We all know that AI needs large data sets in order to learn, but what most people do not understand well is the actual scale of data required. While many people have come to understand that AI systems require more information than humans to understand concepts or recognize features, they don’t understand that many AI applications will require thousands or even hundreds of thousands times more data. If you examine applications where machine learning is successful it quickly becomes apparent that the bulk of effective applications are in domains where the user can acquire lots of data – think facial or speech recognition and then think about technology developers like Apple, Google or Facebook who all have vast troves of data they can access and work with.
An additional challenge beyond getting access to data is the fact that most machine learning applications today can only address a single type of learning. There really are no neural networks in use today that can be trained to address multiple parallel applications such as identifying images, playing video games, predictively diagnosing machine failures and listening to and identifying music. The working systems in use today only address “narrow purpose” applications.
We believe the domains and applications that are primed to realize significant ROI from the application of advanced AI solutions have distinct characteristics. Based on our research and consulting work, we believe there is a discernible set of attributes that characterize those segments and applications where the impacts from new AI tools will be higher and more straightforward to achieve and where the user’s propensity to adopt new tools, methods and approaches is also higher.
Domains with applications that contain diverse equipment and systems that have over many years been subject to continuous and multiple measurements, where the capital cost of the equipment tends to be high and where the economic impact of the equipment and systems “in-use” is high and where fractional improvements or cost optimization will yield significant business results. In these applications, users traditionally have understood the value of monitoring and collecting data. These markets and opportunities are typically more “mission critical” in nature.
Additionally, domains and applications where customer data is actively collected sets the stage to combine these data sets with adjacent applications to address new opportunities such as customer prediction analytics.
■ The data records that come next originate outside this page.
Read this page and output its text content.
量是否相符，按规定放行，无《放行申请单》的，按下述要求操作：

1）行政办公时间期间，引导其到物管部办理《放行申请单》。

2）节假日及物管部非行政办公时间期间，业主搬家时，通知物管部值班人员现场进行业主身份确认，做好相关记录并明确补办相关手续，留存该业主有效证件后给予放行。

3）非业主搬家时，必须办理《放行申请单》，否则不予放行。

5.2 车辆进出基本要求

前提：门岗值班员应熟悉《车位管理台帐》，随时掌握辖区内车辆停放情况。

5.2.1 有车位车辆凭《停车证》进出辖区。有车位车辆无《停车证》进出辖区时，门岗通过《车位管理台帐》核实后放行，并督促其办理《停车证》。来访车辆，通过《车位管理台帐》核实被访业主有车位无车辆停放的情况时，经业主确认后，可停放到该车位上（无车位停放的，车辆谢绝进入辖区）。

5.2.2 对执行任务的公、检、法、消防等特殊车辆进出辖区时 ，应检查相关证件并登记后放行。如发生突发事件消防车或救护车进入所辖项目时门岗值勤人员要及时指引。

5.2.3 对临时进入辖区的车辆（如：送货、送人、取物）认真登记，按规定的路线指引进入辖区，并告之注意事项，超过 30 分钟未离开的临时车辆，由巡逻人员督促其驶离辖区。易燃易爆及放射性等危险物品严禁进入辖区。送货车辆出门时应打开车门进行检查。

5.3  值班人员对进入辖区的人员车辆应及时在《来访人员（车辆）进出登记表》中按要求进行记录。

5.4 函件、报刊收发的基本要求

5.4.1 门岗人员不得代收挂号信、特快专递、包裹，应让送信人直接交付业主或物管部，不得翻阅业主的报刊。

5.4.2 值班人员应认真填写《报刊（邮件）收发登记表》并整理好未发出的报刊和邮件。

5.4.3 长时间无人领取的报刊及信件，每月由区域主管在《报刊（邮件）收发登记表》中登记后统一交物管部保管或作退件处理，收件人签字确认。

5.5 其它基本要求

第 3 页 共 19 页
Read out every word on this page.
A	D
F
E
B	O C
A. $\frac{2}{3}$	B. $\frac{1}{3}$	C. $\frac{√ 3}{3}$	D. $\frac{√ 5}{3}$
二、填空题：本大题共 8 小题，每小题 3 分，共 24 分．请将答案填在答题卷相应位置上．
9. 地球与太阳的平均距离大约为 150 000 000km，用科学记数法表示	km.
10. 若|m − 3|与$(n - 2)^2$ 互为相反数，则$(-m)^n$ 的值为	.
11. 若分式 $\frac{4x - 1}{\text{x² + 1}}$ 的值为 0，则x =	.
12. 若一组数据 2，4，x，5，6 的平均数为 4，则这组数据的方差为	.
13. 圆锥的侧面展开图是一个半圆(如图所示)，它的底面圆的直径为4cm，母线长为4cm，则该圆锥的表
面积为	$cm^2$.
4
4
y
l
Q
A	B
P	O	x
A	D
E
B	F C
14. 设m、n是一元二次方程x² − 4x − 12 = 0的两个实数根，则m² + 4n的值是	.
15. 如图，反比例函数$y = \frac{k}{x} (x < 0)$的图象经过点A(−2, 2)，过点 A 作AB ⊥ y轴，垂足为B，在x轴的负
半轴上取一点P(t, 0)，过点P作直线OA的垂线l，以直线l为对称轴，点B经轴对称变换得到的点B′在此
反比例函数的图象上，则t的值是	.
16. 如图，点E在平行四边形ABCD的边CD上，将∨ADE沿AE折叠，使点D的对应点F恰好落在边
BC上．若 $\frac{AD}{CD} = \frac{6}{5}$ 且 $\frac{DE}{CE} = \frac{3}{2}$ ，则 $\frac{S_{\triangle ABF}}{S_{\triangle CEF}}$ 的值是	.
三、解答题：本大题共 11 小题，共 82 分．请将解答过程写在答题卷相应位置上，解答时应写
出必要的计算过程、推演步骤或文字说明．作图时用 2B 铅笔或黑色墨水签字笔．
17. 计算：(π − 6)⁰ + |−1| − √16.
New opportunities are emerging all over the economic landscape to fuse very large data sets with new sensor readings and measurements such as combining weather forecasts and legacy weather models with new sensors on vehicles that take real time road condition measurements to help large fleet owners better optimize the use of their trucks.
In order for developers to provide appropriate tools and services and users to effectively justify the significant investment in AI capabilities, identifying and aligning the tools with the intended use cases and applications will be critical.